Stocks fell sharply Friday after earnings from the nation's biggest banks disappointed investors and the latest reading on consumer sentiment plunged on job fears. The financial sector sold off more than 4%, led by drops in Dow components Bank of America (BAC) and JPMorgan Chase (JPM), as well as Citigroup (C). An earnings miss out of Google (GOOG) late Thursday weighed on the tech sector.
The blue-chip Dow Jones Industrial Average ($INDU) dropped 261 points, or 2.5%, to settle at 10,098. The broader S&P 500 ($INX) shed 32, or 2.9%, to 1,065. The more volatile, tech-heavy Nasdaq Composite ($COMPX) tumbled 70 points, or 3.1%, to finish at 2,179.

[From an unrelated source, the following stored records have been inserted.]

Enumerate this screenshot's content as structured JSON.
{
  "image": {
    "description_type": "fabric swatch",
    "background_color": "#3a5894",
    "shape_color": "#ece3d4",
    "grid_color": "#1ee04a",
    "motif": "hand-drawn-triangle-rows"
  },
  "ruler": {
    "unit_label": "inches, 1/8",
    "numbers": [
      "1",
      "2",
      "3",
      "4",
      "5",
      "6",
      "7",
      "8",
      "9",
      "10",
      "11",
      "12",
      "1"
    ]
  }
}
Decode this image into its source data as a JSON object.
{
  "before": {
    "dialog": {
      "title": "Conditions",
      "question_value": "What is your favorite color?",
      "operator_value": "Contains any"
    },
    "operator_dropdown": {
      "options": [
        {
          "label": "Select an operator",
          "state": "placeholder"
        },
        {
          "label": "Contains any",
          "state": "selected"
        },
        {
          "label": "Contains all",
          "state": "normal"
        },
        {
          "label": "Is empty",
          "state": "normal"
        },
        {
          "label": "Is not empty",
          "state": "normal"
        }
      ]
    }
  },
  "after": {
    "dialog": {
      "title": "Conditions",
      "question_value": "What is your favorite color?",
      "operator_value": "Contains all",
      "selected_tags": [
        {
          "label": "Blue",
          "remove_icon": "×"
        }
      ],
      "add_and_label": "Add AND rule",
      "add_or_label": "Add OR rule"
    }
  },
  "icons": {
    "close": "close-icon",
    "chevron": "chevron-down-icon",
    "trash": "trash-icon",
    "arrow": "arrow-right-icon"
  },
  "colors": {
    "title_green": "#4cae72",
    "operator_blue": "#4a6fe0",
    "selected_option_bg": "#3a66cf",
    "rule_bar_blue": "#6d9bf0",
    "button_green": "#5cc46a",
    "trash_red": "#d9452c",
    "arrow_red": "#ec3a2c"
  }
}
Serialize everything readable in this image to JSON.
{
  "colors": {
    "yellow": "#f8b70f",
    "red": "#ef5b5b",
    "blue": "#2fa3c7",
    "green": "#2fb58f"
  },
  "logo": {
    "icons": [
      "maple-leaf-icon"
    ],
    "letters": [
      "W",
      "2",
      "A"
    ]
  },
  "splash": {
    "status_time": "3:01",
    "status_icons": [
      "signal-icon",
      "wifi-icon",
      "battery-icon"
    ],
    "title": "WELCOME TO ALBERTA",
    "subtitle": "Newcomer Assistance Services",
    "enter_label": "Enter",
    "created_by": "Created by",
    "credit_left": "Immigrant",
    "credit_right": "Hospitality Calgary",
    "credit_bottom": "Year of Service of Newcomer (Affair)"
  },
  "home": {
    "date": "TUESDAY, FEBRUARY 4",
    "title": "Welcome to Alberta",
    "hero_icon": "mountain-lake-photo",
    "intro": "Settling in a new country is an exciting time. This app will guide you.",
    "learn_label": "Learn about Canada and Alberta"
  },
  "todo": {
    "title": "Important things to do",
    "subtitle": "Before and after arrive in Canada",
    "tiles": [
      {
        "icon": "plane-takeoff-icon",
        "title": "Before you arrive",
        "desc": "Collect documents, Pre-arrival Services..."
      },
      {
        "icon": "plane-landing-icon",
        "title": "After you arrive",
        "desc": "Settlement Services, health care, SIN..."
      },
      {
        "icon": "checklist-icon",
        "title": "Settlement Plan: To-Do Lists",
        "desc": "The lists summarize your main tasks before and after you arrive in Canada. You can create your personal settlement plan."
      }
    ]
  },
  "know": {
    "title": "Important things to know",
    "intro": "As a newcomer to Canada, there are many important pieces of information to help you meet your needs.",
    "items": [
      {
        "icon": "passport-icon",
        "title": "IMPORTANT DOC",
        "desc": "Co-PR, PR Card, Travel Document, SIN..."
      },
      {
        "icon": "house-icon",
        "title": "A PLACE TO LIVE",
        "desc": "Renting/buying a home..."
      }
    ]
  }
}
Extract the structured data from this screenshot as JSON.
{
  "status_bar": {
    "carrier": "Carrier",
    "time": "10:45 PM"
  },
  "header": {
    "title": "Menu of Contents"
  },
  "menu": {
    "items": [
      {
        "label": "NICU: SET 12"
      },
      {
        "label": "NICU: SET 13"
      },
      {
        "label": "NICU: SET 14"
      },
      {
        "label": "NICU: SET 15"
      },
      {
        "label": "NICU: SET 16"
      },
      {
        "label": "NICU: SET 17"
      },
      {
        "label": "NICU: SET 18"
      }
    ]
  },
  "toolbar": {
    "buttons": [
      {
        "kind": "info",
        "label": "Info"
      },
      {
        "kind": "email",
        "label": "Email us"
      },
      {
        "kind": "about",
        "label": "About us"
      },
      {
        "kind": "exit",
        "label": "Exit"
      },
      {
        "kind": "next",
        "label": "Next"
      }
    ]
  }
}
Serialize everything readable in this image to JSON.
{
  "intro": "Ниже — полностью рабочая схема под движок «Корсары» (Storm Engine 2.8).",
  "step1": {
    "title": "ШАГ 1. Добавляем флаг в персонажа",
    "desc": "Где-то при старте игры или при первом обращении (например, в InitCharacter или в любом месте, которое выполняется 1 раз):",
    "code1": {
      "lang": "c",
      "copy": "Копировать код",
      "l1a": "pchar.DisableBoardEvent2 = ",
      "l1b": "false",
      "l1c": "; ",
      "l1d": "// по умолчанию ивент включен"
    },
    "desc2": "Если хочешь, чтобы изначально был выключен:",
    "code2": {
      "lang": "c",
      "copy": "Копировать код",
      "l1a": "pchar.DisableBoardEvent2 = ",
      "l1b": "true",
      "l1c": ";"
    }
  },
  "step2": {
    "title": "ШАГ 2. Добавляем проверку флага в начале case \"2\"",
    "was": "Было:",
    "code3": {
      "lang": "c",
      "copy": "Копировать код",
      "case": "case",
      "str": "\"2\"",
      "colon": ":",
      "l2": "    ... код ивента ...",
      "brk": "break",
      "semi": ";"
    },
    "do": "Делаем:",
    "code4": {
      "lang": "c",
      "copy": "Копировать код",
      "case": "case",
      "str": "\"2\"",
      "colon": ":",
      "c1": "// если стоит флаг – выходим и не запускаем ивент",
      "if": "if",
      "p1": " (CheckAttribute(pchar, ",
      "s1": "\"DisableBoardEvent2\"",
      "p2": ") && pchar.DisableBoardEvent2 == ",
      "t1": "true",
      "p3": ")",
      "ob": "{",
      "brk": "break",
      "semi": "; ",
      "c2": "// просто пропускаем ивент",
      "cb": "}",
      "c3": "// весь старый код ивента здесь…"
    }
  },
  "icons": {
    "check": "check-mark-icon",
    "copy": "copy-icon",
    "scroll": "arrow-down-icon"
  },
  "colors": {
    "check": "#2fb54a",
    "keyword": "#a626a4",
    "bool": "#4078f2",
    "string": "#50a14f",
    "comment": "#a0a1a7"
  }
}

Banks and Economy Still in Question
Pre-market earnings from Bank of America, the nation's biggest bank by assets, and Citigroup, sparked the selling, says Maier Tarlow, a trader with Raven Securities on the floor of the New York Stock Exchange (NYX). Although the numbers came in better than Wall Street forecasts, revenue is still declining faster than credit quality is improving, making investors jittery about where future profits are going to come from -- especially once financial reform regulation becomes law.
"In many cases the banks are beating on profits because they had to set aside less money for bad loans," Tarlow says. That's really just moving numbers from one column to another."
Dow component General Electric (GE) also sold off on earnings that signaled tepid revenue growth ahead.
Adding insult to second-quarter earnings injuries, the consumer sentiment index unexpectedly plunged 9.5 points from 76 to 66.5 in July as Americans became increasingly concerned about the U.S. economic recovery's strength and lackluster job growth. The decline in the index, based on the Reuters/University of Michigan Surveys of Consumers, brings the metric to its lowest level in 11 months.
In a rare patch of green, shares in Goldman Sachs (GS) vaulted after the investment bank came to a $550 million settlement with the Securities Exchange Commission over fraud claims tied to a subprime mortgage product it sold to investors.